Why would France be more vulnerable than other nations that also dealt with Libya under the unsavory Gaddafi? In large part because of Sarkozy’s once cozy relationship with the Libyan. Just three months into his presidency, Sarkozy persuaded Gaddafi to release five Bulgarian health workers who had been imprisoned for years in Libya on what were considered bogus charges that they’d intentionally infected children with HIV. That bargain took place amid murky financial and diplomatic transactions. Later, Sarkozy hosted Gaddafi during a high-profile state visit to Paris — a trip that was supposed to serve as the reformed Libyan’s return to polite global company, but which turned into an embarrassing fiasco for France. That was when the pair’s friendship began to sour; it ended entirely when Sarkozy spearheaded the NATO operation that resulted in Gaddafi’s ouster. It was during those hostilities that Gaddafi intimates repeatedly aired claims that the dictator had provided illegal funds to finance Sarkozy’s 2007 presidential campaign. Sarkozy has steadfastly denied those charges, though they have continued to dog him.

But even if Paris may have had motives for taking Gaddafi out, did it also have the means and opportunity?

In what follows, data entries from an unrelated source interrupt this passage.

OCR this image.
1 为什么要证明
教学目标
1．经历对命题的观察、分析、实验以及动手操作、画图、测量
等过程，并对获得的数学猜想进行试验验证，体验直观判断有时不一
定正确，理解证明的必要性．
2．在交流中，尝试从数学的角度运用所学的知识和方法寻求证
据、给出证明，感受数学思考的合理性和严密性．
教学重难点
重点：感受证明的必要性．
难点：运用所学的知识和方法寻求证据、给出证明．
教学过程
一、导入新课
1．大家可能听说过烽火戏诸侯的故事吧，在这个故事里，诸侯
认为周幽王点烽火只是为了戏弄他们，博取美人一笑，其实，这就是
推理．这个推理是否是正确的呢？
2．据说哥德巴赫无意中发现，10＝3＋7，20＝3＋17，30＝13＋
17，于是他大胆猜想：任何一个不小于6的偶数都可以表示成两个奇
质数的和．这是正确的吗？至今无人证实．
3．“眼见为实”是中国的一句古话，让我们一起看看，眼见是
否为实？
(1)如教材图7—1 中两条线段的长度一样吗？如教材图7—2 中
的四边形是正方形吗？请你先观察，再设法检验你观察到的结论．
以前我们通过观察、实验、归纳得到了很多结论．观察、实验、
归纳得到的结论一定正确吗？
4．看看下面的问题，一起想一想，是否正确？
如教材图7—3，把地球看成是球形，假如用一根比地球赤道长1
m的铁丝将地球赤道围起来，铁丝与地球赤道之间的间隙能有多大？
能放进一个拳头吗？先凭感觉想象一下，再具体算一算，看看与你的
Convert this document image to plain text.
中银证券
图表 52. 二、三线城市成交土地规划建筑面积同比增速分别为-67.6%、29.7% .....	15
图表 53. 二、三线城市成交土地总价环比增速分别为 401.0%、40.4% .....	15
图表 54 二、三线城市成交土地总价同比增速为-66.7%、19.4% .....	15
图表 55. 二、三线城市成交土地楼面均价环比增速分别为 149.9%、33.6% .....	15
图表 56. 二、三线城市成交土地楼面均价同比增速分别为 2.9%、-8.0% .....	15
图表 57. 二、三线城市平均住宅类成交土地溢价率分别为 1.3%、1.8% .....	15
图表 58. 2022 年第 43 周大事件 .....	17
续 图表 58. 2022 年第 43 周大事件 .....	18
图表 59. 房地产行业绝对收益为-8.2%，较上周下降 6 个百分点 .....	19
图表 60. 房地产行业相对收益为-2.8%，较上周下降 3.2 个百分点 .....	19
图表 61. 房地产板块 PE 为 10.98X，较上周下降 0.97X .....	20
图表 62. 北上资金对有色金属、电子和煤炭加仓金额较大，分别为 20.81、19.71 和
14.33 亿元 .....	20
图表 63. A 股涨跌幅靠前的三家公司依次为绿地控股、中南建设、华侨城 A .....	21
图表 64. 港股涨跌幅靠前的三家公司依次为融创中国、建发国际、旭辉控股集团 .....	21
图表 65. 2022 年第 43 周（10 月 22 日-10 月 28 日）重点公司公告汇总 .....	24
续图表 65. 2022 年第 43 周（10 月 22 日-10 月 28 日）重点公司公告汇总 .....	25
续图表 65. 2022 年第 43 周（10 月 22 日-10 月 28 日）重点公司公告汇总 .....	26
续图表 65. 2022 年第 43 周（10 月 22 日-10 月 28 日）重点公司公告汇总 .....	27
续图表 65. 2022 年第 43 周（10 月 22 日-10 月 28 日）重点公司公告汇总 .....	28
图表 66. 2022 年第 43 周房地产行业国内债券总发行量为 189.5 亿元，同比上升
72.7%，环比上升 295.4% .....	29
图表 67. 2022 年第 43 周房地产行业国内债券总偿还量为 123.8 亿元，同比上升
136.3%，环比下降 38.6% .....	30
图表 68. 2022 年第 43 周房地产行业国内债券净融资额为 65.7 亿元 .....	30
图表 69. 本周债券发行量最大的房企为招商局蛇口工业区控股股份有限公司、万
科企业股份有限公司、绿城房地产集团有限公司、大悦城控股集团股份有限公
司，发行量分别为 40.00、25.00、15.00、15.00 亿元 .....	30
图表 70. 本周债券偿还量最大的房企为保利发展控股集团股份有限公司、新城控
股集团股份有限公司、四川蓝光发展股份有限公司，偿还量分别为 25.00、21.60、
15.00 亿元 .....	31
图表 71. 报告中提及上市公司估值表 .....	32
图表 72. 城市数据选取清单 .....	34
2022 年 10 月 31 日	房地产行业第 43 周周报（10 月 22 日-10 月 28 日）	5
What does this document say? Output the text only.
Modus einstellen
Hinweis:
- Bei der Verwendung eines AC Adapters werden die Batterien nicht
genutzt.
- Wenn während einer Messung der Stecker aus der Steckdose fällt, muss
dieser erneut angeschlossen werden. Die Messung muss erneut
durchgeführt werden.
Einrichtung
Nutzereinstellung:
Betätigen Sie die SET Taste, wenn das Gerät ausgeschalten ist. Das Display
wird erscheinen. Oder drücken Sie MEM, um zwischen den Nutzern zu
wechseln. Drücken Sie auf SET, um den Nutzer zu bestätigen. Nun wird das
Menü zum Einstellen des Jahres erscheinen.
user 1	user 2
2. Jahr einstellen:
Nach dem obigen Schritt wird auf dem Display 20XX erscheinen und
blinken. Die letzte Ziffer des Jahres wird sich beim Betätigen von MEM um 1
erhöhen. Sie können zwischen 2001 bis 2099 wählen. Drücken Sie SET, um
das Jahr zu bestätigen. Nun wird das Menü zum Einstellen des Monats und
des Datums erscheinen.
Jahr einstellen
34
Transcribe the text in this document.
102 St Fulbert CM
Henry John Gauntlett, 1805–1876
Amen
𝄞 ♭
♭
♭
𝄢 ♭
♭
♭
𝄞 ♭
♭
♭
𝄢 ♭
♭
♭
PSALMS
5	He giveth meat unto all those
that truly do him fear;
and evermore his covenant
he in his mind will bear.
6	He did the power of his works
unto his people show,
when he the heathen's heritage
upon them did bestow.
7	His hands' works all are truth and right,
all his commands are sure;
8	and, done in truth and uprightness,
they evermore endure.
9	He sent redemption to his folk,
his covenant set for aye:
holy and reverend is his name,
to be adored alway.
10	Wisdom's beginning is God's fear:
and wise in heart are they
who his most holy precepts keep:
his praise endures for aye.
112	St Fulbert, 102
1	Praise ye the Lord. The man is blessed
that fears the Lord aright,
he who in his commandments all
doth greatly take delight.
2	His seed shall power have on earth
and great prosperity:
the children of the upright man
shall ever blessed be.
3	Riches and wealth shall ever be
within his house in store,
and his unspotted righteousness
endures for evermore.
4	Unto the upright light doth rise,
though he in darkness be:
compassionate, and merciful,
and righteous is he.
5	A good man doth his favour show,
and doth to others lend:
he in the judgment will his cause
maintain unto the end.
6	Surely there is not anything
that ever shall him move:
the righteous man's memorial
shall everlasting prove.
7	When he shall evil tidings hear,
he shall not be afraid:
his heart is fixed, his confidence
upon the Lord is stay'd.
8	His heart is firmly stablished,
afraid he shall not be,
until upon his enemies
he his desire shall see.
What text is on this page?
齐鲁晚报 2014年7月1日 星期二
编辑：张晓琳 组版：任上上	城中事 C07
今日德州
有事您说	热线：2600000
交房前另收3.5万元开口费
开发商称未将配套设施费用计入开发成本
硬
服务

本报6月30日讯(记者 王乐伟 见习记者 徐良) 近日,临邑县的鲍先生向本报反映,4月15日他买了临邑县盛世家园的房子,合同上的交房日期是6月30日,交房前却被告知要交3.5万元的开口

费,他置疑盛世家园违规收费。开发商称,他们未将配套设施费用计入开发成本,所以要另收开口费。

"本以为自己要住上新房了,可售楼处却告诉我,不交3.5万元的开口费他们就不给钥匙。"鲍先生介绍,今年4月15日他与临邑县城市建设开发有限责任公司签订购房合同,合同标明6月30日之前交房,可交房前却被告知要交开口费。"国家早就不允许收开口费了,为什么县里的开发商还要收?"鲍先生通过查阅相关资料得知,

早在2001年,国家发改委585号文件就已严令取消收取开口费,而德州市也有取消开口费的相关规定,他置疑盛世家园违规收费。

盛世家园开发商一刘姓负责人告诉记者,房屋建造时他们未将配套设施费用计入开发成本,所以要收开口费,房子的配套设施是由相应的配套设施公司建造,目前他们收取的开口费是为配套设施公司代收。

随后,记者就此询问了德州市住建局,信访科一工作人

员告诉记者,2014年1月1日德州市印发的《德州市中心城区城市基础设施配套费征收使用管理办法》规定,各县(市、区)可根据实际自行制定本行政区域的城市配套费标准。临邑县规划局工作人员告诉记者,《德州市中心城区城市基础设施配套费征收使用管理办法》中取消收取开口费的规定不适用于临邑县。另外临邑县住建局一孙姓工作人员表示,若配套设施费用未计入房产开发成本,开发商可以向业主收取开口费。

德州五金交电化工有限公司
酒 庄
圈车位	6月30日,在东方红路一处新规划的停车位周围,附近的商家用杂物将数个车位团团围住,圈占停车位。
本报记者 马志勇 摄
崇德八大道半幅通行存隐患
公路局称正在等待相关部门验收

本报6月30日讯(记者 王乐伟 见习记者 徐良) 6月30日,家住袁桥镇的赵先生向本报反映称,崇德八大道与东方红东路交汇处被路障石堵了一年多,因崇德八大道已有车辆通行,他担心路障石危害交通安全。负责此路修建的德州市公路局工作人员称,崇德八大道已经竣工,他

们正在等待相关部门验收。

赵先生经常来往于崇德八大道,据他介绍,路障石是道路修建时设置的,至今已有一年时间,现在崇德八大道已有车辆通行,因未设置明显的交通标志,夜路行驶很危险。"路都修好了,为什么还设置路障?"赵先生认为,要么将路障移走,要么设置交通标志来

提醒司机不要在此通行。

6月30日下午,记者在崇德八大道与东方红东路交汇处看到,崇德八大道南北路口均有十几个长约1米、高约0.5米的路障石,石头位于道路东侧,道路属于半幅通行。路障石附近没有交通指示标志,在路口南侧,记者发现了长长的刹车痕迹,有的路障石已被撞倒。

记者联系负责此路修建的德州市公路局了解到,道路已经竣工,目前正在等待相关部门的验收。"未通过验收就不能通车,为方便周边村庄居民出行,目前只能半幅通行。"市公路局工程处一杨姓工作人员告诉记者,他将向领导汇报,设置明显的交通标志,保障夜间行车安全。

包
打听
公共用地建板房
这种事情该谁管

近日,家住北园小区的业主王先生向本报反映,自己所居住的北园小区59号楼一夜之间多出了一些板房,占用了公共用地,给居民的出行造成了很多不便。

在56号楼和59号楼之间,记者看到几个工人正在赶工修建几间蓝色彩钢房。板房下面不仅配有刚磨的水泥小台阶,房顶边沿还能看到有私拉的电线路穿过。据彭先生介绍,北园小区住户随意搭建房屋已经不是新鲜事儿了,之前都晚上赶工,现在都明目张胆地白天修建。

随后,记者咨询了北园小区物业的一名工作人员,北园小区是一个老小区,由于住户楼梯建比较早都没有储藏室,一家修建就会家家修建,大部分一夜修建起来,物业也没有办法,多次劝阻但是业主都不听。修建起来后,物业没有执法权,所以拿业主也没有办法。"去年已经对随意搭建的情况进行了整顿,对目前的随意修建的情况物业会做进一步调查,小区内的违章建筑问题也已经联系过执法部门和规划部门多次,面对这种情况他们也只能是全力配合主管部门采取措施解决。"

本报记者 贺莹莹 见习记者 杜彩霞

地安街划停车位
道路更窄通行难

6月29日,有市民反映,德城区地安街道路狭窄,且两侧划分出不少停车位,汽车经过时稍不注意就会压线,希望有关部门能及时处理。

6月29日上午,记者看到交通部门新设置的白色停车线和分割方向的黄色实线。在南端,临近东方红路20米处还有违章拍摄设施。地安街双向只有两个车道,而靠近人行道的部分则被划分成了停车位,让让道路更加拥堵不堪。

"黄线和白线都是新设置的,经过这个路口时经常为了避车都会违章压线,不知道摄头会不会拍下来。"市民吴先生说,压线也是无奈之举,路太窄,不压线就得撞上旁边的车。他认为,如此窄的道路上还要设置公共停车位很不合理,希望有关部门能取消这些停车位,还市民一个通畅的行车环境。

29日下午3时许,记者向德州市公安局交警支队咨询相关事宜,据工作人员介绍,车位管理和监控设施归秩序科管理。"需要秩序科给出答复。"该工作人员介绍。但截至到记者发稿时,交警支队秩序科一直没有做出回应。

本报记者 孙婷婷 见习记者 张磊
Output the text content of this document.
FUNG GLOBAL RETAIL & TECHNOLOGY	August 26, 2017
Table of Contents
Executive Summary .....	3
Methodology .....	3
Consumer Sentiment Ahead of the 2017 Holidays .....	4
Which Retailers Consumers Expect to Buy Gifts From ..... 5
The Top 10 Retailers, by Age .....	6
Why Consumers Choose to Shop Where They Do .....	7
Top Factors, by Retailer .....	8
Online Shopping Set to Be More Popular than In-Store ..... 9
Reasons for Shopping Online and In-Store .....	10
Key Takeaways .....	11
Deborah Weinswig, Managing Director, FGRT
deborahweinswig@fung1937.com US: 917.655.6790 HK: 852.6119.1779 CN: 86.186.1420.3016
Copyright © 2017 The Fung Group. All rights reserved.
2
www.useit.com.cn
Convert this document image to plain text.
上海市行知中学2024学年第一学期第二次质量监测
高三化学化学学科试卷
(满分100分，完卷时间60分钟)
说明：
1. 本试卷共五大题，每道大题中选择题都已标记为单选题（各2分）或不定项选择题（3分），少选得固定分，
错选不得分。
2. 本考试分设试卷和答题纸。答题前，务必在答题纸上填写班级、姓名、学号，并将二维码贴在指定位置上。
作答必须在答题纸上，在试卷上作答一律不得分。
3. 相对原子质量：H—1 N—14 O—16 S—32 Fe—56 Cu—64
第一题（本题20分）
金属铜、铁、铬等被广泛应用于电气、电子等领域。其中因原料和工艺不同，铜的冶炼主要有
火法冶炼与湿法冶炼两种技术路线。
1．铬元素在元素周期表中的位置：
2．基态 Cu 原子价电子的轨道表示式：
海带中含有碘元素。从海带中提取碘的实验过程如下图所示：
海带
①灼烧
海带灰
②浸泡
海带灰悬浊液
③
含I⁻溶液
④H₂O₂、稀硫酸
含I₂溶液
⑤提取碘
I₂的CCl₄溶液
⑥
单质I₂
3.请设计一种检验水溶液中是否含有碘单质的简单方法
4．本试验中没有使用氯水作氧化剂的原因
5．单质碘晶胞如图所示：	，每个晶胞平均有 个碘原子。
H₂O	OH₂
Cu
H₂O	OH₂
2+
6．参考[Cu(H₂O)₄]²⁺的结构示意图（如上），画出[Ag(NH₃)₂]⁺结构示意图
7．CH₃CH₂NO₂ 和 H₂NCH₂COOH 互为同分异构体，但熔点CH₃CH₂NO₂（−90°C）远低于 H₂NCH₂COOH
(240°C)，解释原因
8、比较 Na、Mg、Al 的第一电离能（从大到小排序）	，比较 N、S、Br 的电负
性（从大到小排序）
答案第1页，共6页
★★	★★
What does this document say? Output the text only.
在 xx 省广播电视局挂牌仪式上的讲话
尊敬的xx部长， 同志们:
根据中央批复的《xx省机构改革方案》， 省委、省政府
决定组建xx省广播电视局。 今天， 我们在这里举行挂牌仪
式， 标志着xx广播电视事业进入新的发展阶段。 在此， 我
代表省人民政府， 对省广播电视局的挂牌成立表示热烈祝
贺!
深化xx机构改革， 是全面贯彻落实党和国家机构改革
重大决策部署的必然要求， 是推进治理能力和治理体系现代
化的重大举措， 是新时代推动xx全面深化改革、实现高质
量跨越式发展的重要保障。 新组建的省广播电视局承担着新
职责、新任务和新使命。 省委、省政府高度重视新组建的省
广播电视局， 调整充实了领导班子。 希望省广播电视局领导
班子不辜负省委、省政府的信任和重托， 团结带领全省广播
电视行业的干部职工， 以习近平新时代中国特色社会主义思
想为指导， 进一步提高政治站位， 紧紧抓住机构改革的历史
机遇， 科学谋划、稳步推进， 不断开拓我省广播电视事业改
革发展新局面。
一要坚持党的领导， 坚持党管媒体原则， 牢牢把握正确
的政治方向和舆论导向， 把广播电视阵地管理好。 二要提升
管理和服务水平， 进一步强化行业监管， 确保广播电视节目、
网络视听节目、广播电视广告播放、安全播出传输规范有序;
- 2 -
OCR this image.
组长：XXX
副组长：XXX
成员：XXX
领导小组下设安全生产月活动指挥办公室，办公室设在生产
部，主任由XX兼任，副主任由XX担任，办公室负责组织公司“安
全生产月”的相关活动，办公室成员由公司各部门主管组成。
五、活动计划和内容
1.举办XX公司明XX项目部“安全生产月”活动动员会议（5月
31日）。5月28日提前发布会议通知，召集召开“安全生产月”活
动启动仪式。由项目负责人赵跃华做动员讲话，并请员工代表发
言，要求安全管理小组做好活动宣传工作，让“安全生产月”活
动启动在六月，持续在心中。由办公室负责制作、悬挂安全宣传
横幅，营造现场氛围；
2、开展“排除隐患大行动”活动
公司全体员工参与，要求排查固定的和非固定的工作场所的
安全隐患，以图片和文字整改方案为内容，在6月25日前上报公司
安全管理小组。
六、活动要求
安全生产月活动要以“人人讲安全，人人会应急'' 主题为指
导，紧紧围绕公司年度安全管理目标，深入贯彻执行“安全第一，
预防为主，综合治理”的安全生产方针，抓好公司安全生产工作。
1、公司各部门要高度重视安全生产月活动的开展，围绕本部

Perhaps so, according to the British Daily Telegraph. On Sept. 30 it published a story quoting the former head of rebel intelligence services as stating Syria helped France locate Gaddafi in his final hiding place. According to the story, Syrian President Assad offered to give Sarkozy the secret satellite phone number of Assad’s friend and fellow tyrant Gaddafi in exchange for Paris’ letting up on Damascus’ attempts to violently smother its own domestic uprising.

Under this theory, rather than stumbling upon Gaddafi cowering in a concrete drainpipe in Sirte, Libyan rebels were directed to the area after French intelligence had tracked Gaddafi down via his satellite phone. In the chaos surrounding his capture, shots were fired that ended the dictator’s life — though even cell-phone video taken at the scene doesn’t reveal who actually killed the bloodied despot.

Doubts about who did may grow further still, with news preceding the reports crediting a French intelligence operative. On Sept. 25, the young Libyan rebel fighter whom many people considered responsible for Gaddafi’s capture and killing died in a Paris hospital from injuries suffered during his July abduction by Gaddafi loyalists. All these new developments concerning Gaddafi’s last days and minutes raise new questions about exactly who brought them to an end.